In his latest book, The Case Against Sugar, science journalist Gary Taubes makes the case that sugar has always been at the “scene of the crime” when populations have become obese/diabetic.

However, as Taubes acknowledges, even if sugar has the unique ability to cause obesity and diabetes, the cure is not the same as the cause. In other words, for people who are already obese or diabetic, many will not be able to manage conditions simply by eliminating sugar–because those people have already tipped over into an unhealthy metabolic state, quite different from that of a healthy person. A metabolically unhealthy person has conditions known as insulin resistance and hyperinsulenemia, which means that s/he can no longer effectively process carbohydrates. A large body of rigorous scientific evidence demonstrates that for these people to recover, they must reduce the total amount of carbohydrates they eat. For these people, even too many “healthy” whole grains cannot be tolerated. The science on this may change, with regard to what type of carbs can be tolerated (glucose vs. fructose, refined, unrefined, and so on), but currently our state-of-the-art understanding of how to reverse these diseases is that total carbohydrates must be restricted.

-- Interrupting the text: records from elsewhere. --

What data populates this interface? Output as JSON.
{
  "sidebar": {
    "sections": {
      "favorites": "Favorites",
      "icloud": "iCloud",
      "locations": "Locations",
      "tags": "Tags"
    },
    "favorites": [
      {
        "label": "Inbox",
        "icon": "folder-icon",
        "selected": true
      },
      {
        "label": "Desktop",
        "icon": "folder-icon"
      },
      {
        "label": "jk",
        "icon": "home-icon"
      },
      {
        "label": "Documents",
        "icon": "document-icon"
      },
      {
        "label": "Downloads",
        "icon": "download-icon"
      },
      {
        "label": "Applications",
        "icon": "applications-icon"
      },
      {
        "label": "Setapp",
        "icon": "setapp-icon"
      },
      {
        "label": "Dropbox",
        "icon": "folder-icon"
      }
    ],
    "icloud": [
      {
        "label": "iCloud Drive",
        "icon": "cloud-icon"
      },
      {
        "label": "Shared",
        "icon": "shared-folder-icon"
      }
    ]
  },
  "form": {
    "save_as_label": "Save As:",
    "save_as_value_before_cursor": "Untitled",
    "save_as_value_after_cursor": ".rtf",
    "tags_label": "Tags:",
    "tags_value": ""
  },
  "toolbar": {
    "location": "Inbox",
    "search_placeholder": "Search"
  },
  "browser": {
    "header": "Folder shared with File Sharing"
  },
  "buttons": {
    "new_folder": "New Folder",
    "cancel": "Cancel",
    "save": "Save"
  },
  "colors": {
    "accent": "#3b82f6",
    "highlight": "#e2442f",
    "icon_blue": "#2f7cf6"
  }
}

It is also true that there is not, currently, an adequate body of rigorous (clinical trial) evidence to conclude that sugar is a unique driver of metabolic diseases. As a result, population-wide recommendations limiting sugar intake are questionable. I reviewed this issue for a piece in The Atlantic, “The Limits of Sugar Guidelines.”

No doubt a major reason that the science is still lacking on sugar is that the sugar industry has manipulated the science in a number of ways. To learn more on this issue, you can read work by:

The Case Against Sugar, by Gary Taubes
The Sugar Science group at UCSF
S. Right to Know
TheRussells blog
AP reporter Candice Choi
Nevertheless, I think it would be a mistake to blame the sugar industry for everything that has gone wrong in nutrition science and policy over the past 60 years. Having researched the history and politics of this field for more than a decade now, I know that many industries have played a role in manipulating nutrition science, including the vegetable oil industry, Big Pharma, the soy, grain and corn industries, as well as many manufactured food companies.

I made this point in an op-ed for the L.A. Times, “Don’t scapegoat Big Sugar. Lots of food producers profited from the demonization of fat.”